Friday, April 28, 2006

p-values in LARGE datasets

We had an interesting discussion in our department today, the result of confining statisticians and non-statisticians in a maize-like building. Our colleague who called himself "non-stat-guru" sent a query to us "stat-gurus" (his labels) regarding p-values in a model that is estimated from a very large dataset.

The problem: a cetain statistical model was fit to 120,000 observations (that's right, n=120K). And obviously, all p-values for all predictors turned out to be highly statistically significant.

Why does this happen and what does it mean?
When the number of observations is very large, standard errors of estimates become very small: a simple example is the standard error of the mean which is equal to std/sqrt(n) . Plug 1 million in that denominator! This means that the model has power to detect even miniscule changes.

For instance, say we want to test whether the average population IQ is 100 (remember that IQ scores are actually calibrated so that the average is 100...). We take a sample of 1 million people, measure their IQ and compute the mean and standard deviation. The null hypothesis is

H0: population mean (mu) = 100
H1: mu NOT 100

The test statistic is: T = {sample mean - 100 } / {sample std / sqrt(n)}

the n=1,000,000 inflates the numerator of the T statistic and will make it statistically significant for even a sample mean of 100.000000000001. But is such a different practically significant??? Of course not.

The problem, in short, is that in large datasets statistical significance is likely to diverge from practical significance.

What can be done?

1. Assess the magnitude of the coefficients themselves and what their interpretation is. Their practical significance might be low. For example, in a model for cigarette box demand in a neighborhood grocery store, such as demand = a + b price, we might find a coefficient of b=0.000001 to be statistically significant (if we have enough observations). But what does it mean? An increase of $1 in price is associated with an average increase of 0.000001 in the number of cigerette boxes sold. Is this relevant?

2. Take a random sample and perform the analysis on that. You can use the remaining data to test the robustness of the model.
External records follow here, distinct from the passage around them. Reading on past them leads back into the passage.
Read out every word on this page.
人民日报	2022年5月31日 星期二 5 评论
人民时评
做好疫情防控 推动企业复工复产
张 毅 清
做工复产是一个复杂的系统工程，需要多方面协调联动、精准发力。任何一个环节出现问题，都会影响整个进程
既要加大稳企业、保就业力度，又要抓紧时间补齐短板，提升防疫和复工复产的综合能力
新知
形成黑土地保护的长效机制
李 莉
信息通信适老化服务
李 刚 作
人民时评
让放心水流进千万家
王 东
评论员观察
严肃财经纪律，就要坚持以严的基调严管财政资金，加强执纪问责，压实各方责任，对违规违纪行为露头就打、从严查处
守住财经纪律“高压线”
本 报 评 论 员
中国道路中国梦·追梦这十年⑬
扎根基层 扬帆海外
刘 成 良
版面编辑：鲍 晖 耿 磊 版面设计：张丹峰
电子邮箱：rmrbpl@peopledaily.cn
Next time before driving your car, make sure that your windshield was not replaced with a magnifying glass (unless you want to detect every ant on the road).

Wednesday, April 26, 2006

Symposium on Statistical Challenges in eCommerce Research

The second symposium on statistical chellnges in eCommerce will take place at the Carlson School of Management, University of Minnesota, May 22-23. For further details see

This symosium follows up the inaugural event held at the R. H. Smith School of Management of the University of Maryland last year, which brought together almost 100 researchers from the fields of information systems, statistics, data mining, marketing, and more. It was a stimulating event with lots of energy.

Last year's event lead to collaborations, discussions, and a special issue of the high-imparct journal Statistical Science which should be out in May or August.

There is still a short time to submit an abstract (work in progress is welcome!)

Tuesday, April 18, 2006

Interactive visualization of data

Two interesting articles describe how interactive visualization tools can be used for deriving insight from large business datasets. They both describe tools developed by the Human-Computer Interaction Lab at the University of Maryland. For James Bond fans, this place reminds me of Q branch -- they come up with amazingly cool visualization tools that save your day.

The first article "Describing Business Intelligence Using Treemap Visualizations" by Ben Shneiderman describes Treemap, a tool for visualizing hierarchical data. Know's "Map of the Market"? Guess where that came from!

The second article "The Surest Path to Visual Discovery" by Stephen Few describes Timesearcher, an interactive visualization tool for time series data, such as stocks. For full disclosure, I've been involved in the development of the current version in adapting it to eCommerce-type data and in particular auction data such as those from eBay. Timesearcher2 is capable of displaying tightly-coupled times series and cross-sectional data (ever seen anything like it?) That means that each auction consists of a time-series describing the bid history but also cross-sectional data such as the seller id and rating, item category, etc. For more details on the auction implementation check out our paper Exploring Auction Databases Through Interactive Visualization.

You can't escape Bayes...

My students are currently studying for a quiz on classification. One of the classifiers that we talked about is the Naive Bayes classifier. On Saturday evening I received a terrific email from Jason Madhosingh, one of my students. He writes:

So, I'm taking a break from studying this evening by watching "numb3rs", a
CBS crime drama where a mathematician uses math to help solve crimes (go
figure). Of course... he brings us Bayes theorem. There truly is no escape!

And as a visualization junkie, I was also thrilled about his last comment "They also did a 3D scatterplot"!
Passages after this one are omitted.